Ekranda görüyorum sizi, futbolcu eşleriyle birlikte maçları izliyorsunuz. Grup halinde sinemaya gitmeyi ya da başka bir aktiviteyi, futbol maçı izlemeye tercih etmez misiniz?

- Kocamın mesleği diye değil, ben futbolu seviyorum! N'apim merakım var. Kocam evde olmadığı zaman evde oturup yurtdışından maç seyrederim. Bu zevk meselesi. Üstelik, illa ki Türkiye ligleri değil, illa ki kocamın maçları değil...
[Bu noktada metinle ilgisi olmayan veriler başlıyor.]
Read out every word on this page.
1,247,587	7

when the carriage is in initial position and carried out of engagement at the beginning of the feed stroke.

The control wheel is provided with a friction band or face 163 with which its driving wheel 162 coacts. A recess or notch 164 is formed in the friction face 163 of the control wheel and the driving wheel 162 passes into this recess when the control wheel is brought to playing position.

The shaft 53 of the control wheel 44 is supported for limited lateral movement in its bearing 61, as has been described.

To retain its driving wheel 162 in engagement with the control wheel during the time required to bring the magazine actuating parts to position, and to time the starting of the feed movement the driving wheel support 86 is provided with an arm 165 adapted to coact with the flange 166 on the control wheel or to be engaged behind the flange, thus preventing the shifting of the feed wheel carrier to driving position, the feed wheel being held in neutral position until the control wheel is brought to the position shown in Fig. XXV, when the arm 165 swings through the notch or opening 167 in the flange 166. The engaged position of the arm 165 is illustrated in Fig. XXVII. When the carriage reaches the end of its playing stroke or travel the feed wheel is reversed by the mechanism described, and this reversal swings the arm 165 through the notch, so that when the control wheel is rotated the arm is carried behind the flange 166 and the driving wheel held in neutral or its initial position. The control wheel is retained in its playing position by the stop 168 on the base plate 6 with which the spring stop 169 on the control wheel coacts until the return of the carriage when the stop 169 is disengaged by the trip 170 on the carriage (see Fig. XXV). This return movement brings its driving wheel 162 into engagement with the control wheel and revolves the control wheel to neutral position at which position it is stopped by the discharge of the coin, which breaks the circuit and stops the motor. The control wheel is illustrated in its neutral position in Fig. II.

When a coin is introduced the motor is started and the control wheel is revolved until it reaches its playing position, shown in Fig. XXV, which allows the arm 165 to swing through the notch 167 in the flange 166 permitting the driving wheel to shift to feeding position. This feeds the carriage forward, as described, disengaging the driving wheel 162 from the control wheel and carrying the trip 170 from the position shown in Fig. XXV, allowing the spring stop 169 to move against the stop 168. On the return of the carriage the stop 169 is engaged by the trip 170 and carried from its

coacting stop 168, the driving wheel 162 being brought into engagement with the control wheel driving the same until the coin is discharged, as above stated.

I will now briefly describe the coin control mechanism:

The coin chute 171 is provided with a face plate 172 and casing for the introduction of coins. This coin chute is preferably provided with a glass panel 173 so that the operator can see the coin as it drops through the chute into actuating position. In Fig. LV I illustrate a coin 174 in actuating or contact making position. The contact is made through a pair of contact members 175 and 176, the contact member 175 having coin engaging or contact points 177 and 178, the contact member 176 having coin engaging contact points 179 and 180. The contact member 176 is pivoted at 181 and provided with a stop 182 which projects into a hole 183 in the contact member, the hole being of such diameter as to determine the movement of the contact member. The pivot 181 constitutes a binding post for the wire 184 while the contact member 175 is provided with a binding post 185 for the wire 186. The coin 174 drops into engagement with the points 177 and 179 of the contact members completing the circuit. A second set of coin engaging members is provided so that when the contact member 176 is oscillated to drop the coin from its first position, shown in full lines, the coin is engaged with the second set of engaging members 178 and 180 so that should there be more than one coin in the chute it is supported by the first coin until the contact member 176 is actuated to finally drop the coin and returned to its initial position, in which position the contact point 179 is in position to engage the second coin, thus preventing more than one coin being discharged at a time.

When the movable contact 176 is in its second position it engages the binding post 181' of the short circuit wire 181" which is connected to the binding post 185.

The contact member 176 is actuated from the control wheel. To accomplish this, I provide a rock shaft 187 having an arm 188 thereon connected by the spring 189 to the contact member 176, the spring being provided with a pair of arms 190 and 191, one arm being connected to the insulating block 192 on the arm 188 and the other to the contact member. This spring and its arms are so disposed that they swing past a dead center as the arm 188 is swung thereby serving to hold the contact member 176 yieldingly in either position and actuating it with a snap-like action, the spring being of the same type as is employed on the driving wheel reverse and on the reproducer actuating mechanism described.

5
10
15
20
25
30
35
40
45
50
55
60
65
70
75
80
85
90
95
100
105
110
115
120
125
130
Yani futboldan anlıyorsunuz?

- Gayet de iyi! Diyelim ki, Fatih bir günlüğüne, yurtdışına maç seyretmeye gidecek. Derim ki, ‘‘Küçücük bir çantam var, hiç seni rahatsız etmem, beni de götür maça’’. ‘‘Peki’’ der ve beni arkadaş olarak götürür. Bir erkek o meslekten anlamayan bir kadına yanında götürür mü? En azından bir şeyi paylaşmak ister, yorum yapmak ister değil mi? Bayılırım futbol üzerine yapılan yorumları dinlemeye. O da beni tercih eder. Bir erkekle gideceğine benimle gitmekten keyif alır. Fatih, sürekli teybe konuşur maç izlerken. Sırf onun konsantresini bozmamak için hiç konuşmam. Fakat konuşmak da istiyorum. Mesela bir oyuncuyu çok beğendim ya da biri gol kaçırdı, çığlık atmak istiyorum. Ama tutuyorum kendimi. Yoksa başlayacağım: ‘‘Bu gol de kaçar mı? Bu adam çıldırmış! Sonunda derim ki, kendimi tutamayarak: ‘‘Bu dört numara felaket bir şey! Bak, konuşmayacaktım ama dayanamıyorum!’’. O da ‘‘Saçmalama konuş der’’ ve ekler, ‘‘Ben seni hem dinlerim, hem dinlemem!’’.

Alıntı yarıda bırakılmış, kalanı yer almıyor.